While it may not have reached Heartbleed status, the patch should be top of mind, Feinblum said, since SChannel allows secure communications on a number of Microsoft products, including Active Directory, Internet Information Services (ISS), Exchange, IE and Windows Update.

The other bug gaining the attention of security experts, CVE-2014-6332, was designated by Microsoft as a “Windows OLE automation Array Remote Code Execution Vulnerability” on Patch Tuesday. That day, IBM X-Force Research manager Robert Freeman detailed the issue on the company's Security Intelligence blog, noting that the bug impacts every version of Microsoft Windows since Windows 95.

He revealed that the vulnerability has been around for nearly two decades.

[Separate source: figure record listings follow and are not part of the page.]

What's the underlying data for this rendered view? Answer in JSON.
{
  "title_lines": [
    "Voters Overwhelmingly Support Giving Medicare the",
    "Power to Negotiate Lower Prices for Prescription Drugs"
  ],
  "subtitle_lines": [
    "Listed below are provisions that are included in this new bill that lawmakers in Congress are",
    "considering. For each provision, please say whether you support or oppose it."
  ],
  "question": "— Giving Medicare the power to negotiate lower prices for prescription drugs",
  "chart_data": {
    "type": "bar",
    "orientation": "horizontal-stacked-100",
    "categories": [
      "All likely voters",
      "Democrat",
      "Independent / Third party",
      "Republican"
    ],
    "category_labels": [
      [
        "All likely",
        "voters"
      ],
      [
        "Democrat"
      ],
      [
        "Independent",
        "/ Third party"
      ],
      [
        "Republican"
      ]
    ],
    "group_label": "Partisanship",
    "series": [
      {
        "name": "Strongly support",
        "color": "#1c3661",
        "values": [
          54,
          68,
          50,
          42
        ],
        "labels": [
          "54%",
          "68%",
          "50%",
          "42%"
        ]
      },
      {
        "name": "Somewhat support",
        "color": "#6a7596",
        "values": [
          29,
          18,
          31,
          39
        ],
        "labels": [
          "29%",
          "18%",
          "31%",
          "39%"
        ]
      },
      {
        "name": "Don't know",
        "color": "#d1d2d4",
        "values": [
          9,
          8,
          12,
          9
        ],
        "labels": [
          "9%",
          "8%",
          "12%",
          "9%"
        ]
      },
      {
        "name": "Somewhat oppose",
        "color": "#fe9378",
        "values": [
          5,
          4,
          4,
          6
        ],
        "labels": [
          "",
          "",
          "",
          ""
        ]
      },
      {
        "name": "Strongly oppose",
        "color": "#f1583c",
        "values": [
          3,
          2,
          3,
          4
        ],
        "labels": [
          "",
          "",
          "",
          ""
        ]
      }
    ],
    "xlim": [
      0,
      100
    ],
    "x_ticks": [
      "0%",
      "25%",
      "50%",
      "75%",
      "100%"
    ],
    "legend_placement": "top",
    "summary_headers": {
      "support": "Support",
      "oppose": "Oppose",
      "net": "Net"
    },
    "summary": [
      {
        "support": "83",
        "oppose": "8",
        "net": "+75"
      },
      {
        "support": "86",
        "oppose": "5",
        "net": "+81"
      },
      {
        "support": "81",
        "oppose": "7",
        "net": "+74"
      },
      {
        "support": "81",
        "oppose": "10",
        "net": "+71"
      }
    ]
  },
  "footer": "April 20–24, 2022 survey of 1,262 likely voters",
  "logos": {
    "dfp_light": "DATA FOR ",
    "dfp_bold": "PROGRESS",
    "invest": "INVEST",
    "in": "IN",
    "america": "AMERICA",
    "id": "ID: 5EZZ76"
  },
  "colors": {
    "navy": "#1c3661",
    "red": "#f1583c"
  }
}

“Looking at the original release code of Windows 95, the problem is present,” Freeman wrote. “With the release of IE 3.0 [in 1996], remote exploitation became possible because it introduced Visual Basic Script (VBScript). Other applications over the years may have used the buggy code, though the inclusion of VBScript in IE 3.0 makes it the most likely candidate for an attacker. In some respects, this vulnerability has been sitting in plain sight for a long time despite many other bugs being discovered and patched in the same Windows library (OleAut32),” he said.

Microsoft fixed the bug Tuesday with its top bulletin MS14-064, but Freeman reinforced that it could be used by an attacker for drive-by attacks “to reliably run code remotely and take over the user's machine,” bypassing Microsoft protections, like the widely used EMET anti-exploitation tool and the Enhanced Protected Mode (EPM) sandbox in IE 11.

There are currently no reports of the bug being exploited in the wild as such a feat would be “tricky,” Freeman explained, detailing a number of factors that make exploitation difficult, including the fact that array elements are a fixed sized.

In a follow up interview with SCMagazine.com, Freeman said Wednesday that the OLE bug falls in a class of data manipulation bugs that is “very interesting.”

“The reliability of exploitation of the bug that I disclosed is exceptionally high. It's really hard to conceptually come up with exploitation scenarios for the bug I disclosed, but once you have that, it becomes very formulaic,” he said, adding that for an attacker, “the same VBScript code will cause the exact same outcome all of the time.”

He added that organizations should promptly employ the patch, especially since users often underestimate their use of IE.

“Often users claim they don't use Internet Explorer, but for corporate users there's usually something that necessitates the use of IE either for legacy reasons or [another functionality]. You could still find yourself in a situation where you have forgotten to switch to a more secure environment,” Freeman said.